而且, 這個時候就要讓封凌, 也讓他自己等一等。

沈淮攏了攏羽絨服,繼續垂眸看劇本。

出了太陽,天氣依然寒冷, 片場很多場務穿著軍大衣,沈淮身上穿的白色羽絨服也非常蓬鬆,但並不臃腫,在一眾人中非常顯眼。

他站在一棵樹下, 樹上只有零零落落幾片黃灰的枯葉,他是蕭瑟黯淡的冬景中唯一的白。

不僅羽絨服白, 膚色也極白。

領口處一圈纖長柔軟的鴕鳥毛,軟軟地遮著他的下巴, 看起來下巴比白色羽絨還要白。

當他安靜地垂眸看劇本時, 像剛飄下的雪,無人想去驚擾。

封凌看著這樣的他, 內心卻越來火熱。

如果他只是開車路過, 不經意掃到這樣一個人,一定會把他當成一副風景,多留戀幾眼, 也不會靠近。

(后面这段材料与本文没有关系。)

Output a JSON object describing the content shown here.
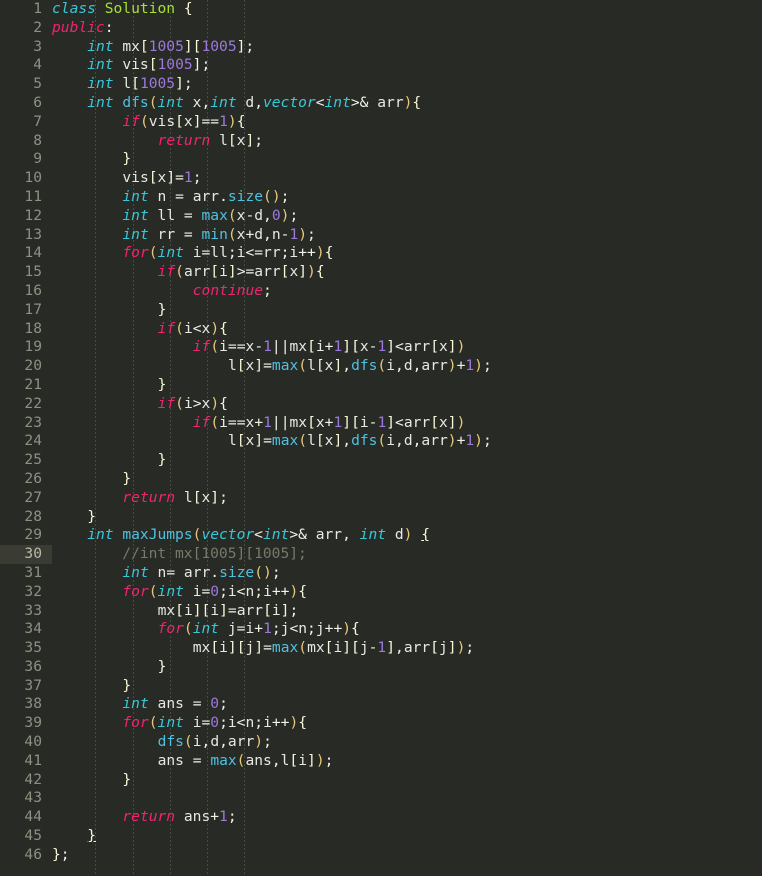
{
  "editor": {
    "language": "cpp",
    "theme": "monokai-dark",
    "background_color": "#282a26",
    "active_line": 30,
    "first_line": 1,
    "last_line": 46,
    "total_lines": 46,
    "line_number_color": "#8d9181",
    "active_line_gutter_color": "#3a3c33",
    "colors": {
      "keyword": "#f0256f",
      "type": "#38c8d8",
      "class_name": "#a6e22e",
      "function": "#4fc1e0",
      "number": "#9d79dc",
      "comment": "#757a6a",
      "plain": "#e8e8e3",
      "bracket": "#f8f8d8",
      "paren": "#e8c97a"
    },
    "lines": [
      {
        "n": 1,
        "text": "class Solution {"
      },
      {
        "n": 2,
        "text": "public:"
      },
      {
        "n": 3,
        "text": "    int mx[1005][1005];"
      },
      {
        "n": 4,
        "text": "    int vis[1005];"
      },
      {
        "n": 5,
        "text": "    int l[1005];"
      },
      {
        "n": 6,
        "text": "    int dfs(int x,int d,vector<int>& arr){"
      },
      {
        "n": 7,
        "text": "        if(vis[x]==1){"
      },
      {
        "n": 8,
        "text": "            return l[x];"
      },
      {
        "n": 9,
        "text": "        }"
      },
      {
        "n": 10,
        "text": "        vis[x]=1;"
      },
      {
        "n": 11,
        "text": "        int n = arr.size();"
      },
      {
        "n": 12,
        "text": "        int ll = max(x-d,0);"
      },
      {
        "n": 13,
        "text": "        int rr = min(x+d,n-1);"
      },
      {
        "n": 14,
        "text": "        for(int i=ll;i<=rr;i++){"
      },
      {
        "n": 15,
        "text": "            if(arr[i]>=arr[x]){"
      },
      {
        "n": 16,
        "text": "                continue;"
      },
      {
        "n": 17,
        "text": "            }"
      },
      {
        "n": 18,
        "text": "            if(i<x){"
      },
      {
        "n": 19,
        "text": "                if(i==x-1||mx[i+1][x-1]<arr[x])"
      },
      {
        "n": 20,
        "text": "                    l[x]=max(l[x],dfs(i,d,arr)+1);"
      },
      {
        "n": 21,
        "text": "            }"
      },
      {
        "n": 22,
        "text": "            if(i>x){"
      },
      {
        "n": 23,
        "text": "                if(i==x+1||mx[x+1][i-1]<arr[x])"
      },
      {
        "n": 24,
        "text": "                    l[x]=max(l[x],dfs(i,d,arr)+1);"
      },
      {
        "n": 25,
        "text": "            }"
      },
      {
        "n": 26,
        "text": "        }"
      },
      {
        "n": 27,
        "text": "        return l[x];"
      },
      {
        "n": 28,
        "text": "    }"
      },
      {
        "n": 29,
        "text": "    int maxJumps(vector<int>& arr, int d) {"
      },
      {
        "n": 30,
        "text": "        //int mx[1005][1005];"
      },
      {
        "n": 31,
        "text": "        int n= arr.size();"
      },
      {
        "n": 32,
        "text": "        for(int i=0;i<n;i++){"
      },
      {
        "n": 33,
        "text": "            mx[i][i]=arr[i];"
      },
      {
        "n": 34,
        "text": "            for(int j=i+1;j<n;j++){"
      },
      {
        "n": 35,
        "text": "                mx[i][j]=max(mx[i][j-1],arr[j]);"
      },
      {
        "n": 36,
        "text": "            }"
      },
      {
        "n": 37,
        "text": "        }"
      },
      {
        "n": 38,
        "text": "        int ans = 0;"
      },
      {
        "n": 39,
        "text": "        for(int i=0;i<n;i++){"
      },
      {
        "n": 40,
        "text": "            dfs(i,d,arr);"
      },
      {
        "n": 41,
        "text": "            ans = max(ans,l[i]);"
      },
      {
        "n": 42,
        "text": "        }"
      },
      {
        "n": 43,
        "text": ""
      },
      {
        "n": 44,
        "text": "        return ans+1;"
      },
      {
        "n": 45,
        "text": "    }"
      },
      {
        "n": 46,
        "text": "};"
      }
    ],
    "bracket_match": {
      "open_line": 29,
      "close_line": 45,
      "open_char": "{",
      "close_char": "}"
    },
    "indent_guide_columns": [
      4,
      8,
      12,
      16,
      20
    ]
  }
}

可他不是偶然經過的人,這兩天要發生什麼,兩人心裡都知道。

他只想讓雪融化。

忽然,沈淮抬眸淡淡地向這邊看了一眼,很輕很快, 立即他轉頭跟旁邊的演員笑著說話。

封凌的心依然猛地一跳,接下來就沒法變得平緩。

他忽然覺得此時自己像個變態一樣,躲在陰暗的角落偷窺一個乾淨明亮的人。

和真正的偷窺者不一樣的是,對方知道他在看他,會給他似有若無的反饋,引得他更加想明目張膽。

跟沈淮說話的演員見他笑,受寵若驚地愣了一下,接著有些激動跟他說接下來的戲份。

沈淮一邊聽,一邊低頭喝了一口微燙的紅參水,溼潤的唇在黑色保溫杯內的杯口上輕輕抿了一下。

他白到透明的手在純黑磨砂質感的保溫上格外引人注目,那個演員看了看沈淮手上的保溫杯,又看到椅子邊一模一樣的保溫杯,笑著問:“沈老師也喜歡同樣的東西買好幾個嗎?”

沈淮手指在上面摩挲了一會兒,說:“別人送的。”

片場準備得差不多,導演叫他們準備。

沈淮把保溫杯和手機給阿童時,問他:“他穿了什麼衣服?”

阿童心說不是馬上就看到了嗎,嘴上說:“一件黑色大衣,裡面一件襯衫。”

說著,他想起來,“那件襯衫有點熟悉,襯衫上有條黑色真絲質感的繫帶,襯衫裡可能有件薄毛衣,我不確定,你要想知道,掀開看看吧。”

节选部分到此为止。